There was a case a few years ago (not too many though) where a 1.6 ? structure had been solved using an incorrect value for the wavelength (~5% too low, leading to a cell that was slightly too small for its contents to be comfortable). It was later corrected so we could compare their validation statistics. Some interesting observations:

- the geometry had been very tightly restrained so that didn't give a clue
 about the cell error (WhatCheck only suggested a very small change)

- somewhat surprisingly (I thought) the Ramachandran plot did not improve in
 the correct model (0.3% outliers in the wwPDB validation report), and the
 sidechain rotamer outliers even got worse (from 1.5 to 2.5 %)
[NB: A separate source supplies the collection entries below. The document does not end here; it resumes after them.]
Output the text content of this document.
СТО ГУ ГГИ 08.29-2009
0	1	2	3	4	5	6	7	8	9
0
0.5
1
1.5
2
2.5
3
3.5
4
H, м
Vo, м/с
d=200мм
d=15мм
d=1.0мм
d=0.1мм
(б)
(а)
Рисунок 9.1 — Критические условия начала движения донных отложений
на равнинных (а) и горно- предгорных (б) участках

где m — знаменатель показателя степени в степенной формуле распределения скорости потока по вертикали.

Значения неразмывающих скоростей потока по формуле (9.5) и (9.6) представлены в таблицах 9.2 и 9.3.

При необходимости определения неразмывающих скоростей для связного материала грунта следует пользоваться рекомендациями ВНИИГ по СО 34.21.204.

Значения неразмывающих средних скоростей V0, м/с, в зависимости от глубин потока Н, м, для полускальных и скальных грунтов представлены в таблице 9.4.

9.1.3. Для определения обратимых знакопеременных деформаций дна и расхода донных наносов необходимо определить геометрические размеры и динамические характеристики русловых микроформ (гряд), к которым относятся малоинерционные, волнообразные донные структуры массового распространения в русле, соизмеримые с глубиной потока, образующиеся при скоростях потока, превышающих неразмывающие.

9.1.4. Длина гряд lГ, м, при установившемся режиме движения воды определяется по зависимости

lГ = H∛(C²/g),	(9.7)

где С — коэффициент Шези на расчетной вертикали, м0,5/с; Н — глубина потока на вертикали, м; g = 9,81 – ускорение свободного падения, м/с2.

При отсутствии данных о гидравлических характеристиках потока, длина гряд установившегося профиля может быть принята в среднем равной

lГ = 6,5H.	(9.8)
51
- the map looked surprisingly good for the incorrect cell

- however, RSR-Z told clearly that the map was not good enough for the claimed
 resolution - the model had 24% outliers! (3% in the corrected model which
 still only put it at the ~50th percentile)

- another good indicator was the clashscore (went from 44 to 7)

- the original model did not include an Rfree, but the R-value (>0.3 at 1.6?
 resolution) ought to have provided a clue to the crystallographers and
 reviewers one would think

It would be interesting to see what would happen if the wavelength would be set 5% too high.

--Gerard



On Thu, 16 Jul 2020, Clemens Vonrhein wrote:

Hi Robbie,

On Wed, Jul 15, 2020 at 07:23:15PM +0000, Robbie Joosten wrote:
At the same time if you have a a more relaxed approach to restraints
than you might find systematic deviations in bond lengths. A test
for that has been in WHAT_CHECK for decades and it actually works
surprisingly well to detect cell dimension problems.

Indeed.

That said, the problem is uncommon now.

Not so sure about that: we all rely on an accurate value of the
energy/wavelength from the instrument/beamline - and if that is off
(for whatever reasons) it will result in incorrect cell dimensions and
a systematic deviation from the various restraints.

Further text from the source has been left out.